Suppose that $K_1(x,y)$ and $K_2(x,y)$ are valid kernels prove that $K_1(x,y)K_2(x,y)$ is a valid kernel.

214 Views Asked by At

Suppose that $K_1(x,y)$ and $K_2(x,y)$ are valid kernels meaning that the can be expressed in the form of \begin{align*} K_1(x,y) = \phi_1(x)^\top \phi_1(y) &= \sum_{i = 1}^n\phi_1(x)_i \phi_1(y)_i\\ K_2(x,y) = \phi_2(x)^\top \phi_2(y) \end{align*} (source: Wikipedia: Kernel Method, paragraph "the kernel trick")

Prove that $K_1(x,y)K_2(x,y)$ is a valid kernel.

The following derivation is given: \begin{align*} K_1(x,y) = \phi_1(x)^\top \phi_1(y) &= \sum_{i = 1}^n\phi_1(x)_i \phi_1(y)_i\\ K_2(x,y) = \phi_2(x)^\top \phi_2(y) &= \sum_{j = 1}^m\phi_2(x)_j \phi_2(y)_j\\ K_1(x,y)K_2(x,y) &= \sum_{i = 1}^n\phi_1(x)_i \phi_1(y)_i\sum_{j = 1}^m\phi_2(x)_j \phi_2(y)_j\\ &= \sum_{i = 1}^n\sum_{j = 1}^m\big[\phi_1(x)_i \phi_1(y)_i\big]\big[\phi_2(x)_j \phi_2(y)_j\big]\\ &= \sum_{i = 1}^n\sum_{j = 1}^m\big[\phi_1(x)_i \phi_2(x)_j\big]\big[\phi_1(y)_i \phi_2(y)_j\big]\\ &= \sum_{k = 1}^{mn}\phi_{12}(x)_k \phi_{12}(y)_k\\ &= \phi_{12}(x)^\top \phi_{12}(y)\\ \end{align*}

Edit (This chunk is probably wrong but left as originally posted in order to be able to understand the comments... in case...)

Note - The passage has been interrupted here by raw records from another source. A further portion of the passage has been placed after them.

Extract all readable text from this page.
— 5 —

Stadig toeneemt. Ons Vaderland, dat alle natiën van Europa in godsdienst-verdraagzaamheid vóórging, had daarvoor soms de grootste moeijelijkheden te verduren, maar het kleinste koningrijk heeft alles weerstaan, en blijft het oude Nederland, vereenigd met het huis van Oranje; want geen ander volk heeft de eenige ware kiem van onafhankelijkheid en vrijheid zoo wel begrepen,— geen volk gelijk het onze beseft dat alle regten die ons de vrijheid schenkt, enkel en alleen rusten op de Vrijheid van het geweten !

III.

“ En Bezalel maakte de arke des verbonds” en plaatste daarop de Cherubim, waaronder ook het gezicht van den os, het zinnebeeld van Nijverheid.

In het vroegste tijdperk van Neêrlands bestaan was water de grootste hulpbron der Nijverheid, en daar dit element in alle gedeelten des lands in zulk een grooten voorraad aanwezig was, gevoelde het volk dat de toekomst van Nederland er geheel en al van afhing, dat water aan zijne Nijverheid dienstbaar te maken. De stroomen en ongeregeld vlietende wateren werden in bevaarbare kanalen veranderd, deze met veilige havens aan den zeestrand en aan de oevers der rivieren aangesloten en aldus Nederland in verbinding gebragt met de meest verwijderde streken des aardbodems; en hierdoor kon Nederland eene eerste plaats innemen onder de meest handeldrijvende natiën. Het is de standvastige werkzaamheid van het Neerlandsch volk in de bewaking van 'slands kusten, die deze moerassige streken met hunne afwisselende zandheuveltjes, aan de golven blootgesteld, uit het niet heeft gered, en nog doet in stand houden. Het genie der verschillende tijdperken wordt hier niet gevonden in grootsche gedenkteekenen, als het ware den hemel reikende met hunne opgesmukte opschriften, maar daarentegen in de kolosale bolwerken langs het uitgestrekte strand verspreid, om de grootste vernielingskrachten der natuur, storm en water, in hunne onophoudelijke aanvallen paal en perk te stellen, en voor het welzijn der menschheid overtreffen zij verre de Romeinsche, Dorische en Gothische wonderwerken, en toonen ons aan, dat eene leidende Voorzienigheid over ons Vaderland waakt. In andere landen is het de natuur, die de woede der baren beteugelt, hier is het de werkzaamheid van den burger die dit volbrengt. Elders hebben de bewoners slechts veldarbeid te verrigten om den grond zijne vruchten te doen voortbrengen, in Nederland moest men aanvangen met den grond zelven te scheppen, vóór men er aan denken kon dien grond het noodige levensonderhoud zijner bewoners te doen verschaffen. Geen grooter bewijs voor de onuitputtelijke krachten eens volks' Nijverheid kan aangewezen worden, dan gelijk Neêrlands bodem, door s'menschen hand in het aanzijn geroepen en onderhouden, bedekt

However, I think there are 2 issues with this notation

  • to me, as $n = m$, we can replace $m$ by $n$
  • moreover, to me $$ \phi_{12}(x) = \sum_{i = 1}^n\phi_1(x)_i \phi_2(y)_i = \phi_1(x)^\top \phi_2(y) $$

hence the whole derivation should be written as \begin{align*} K_1(x,y) = \phi_1(x)^\top \phi_1(y) &= \sum_{i = 1}^n\phi_1(x)_i \phi_1(y)_i\\ K_2(x,y) = \phi_2(x)^\top \phi_2(y) &= \sum_{j = 1}^{\color{red}n}\phi_2(x)_j \phi_2(y)_j\\ K_1(x,y)K_2(x,y) &= \sum_{i = 1}^n\phi_1(x)_i \phi_1(y)_i\sum_{j = 1}^m\phi_2(x)_j \phi_2(y)_j\\ &= \sum_{i = 1}^n\sum_{j = 1}^{\color{red}n}\big[\phi_1(x)_i \phi_1(y)_i\big]\big[\phi_2(x)_j \phi_2(y)_j\big]\\ &= \sum_{i = 1}^n\sum_{j = 1}^{\color{red}n}\big[\phi_1(x)_i \phi_2(x)_j\big]\big[\phi_1(y)_i \phi_2(y)_j\big]\\ &= \sum_{k = 1}^{\color{blue}n}\phi_{12}(x)_k \phi_{12}(y)_k\\ &= \phi_{12}(x)^\top \phi_{12}(y)\\ \end{align*} What's correct?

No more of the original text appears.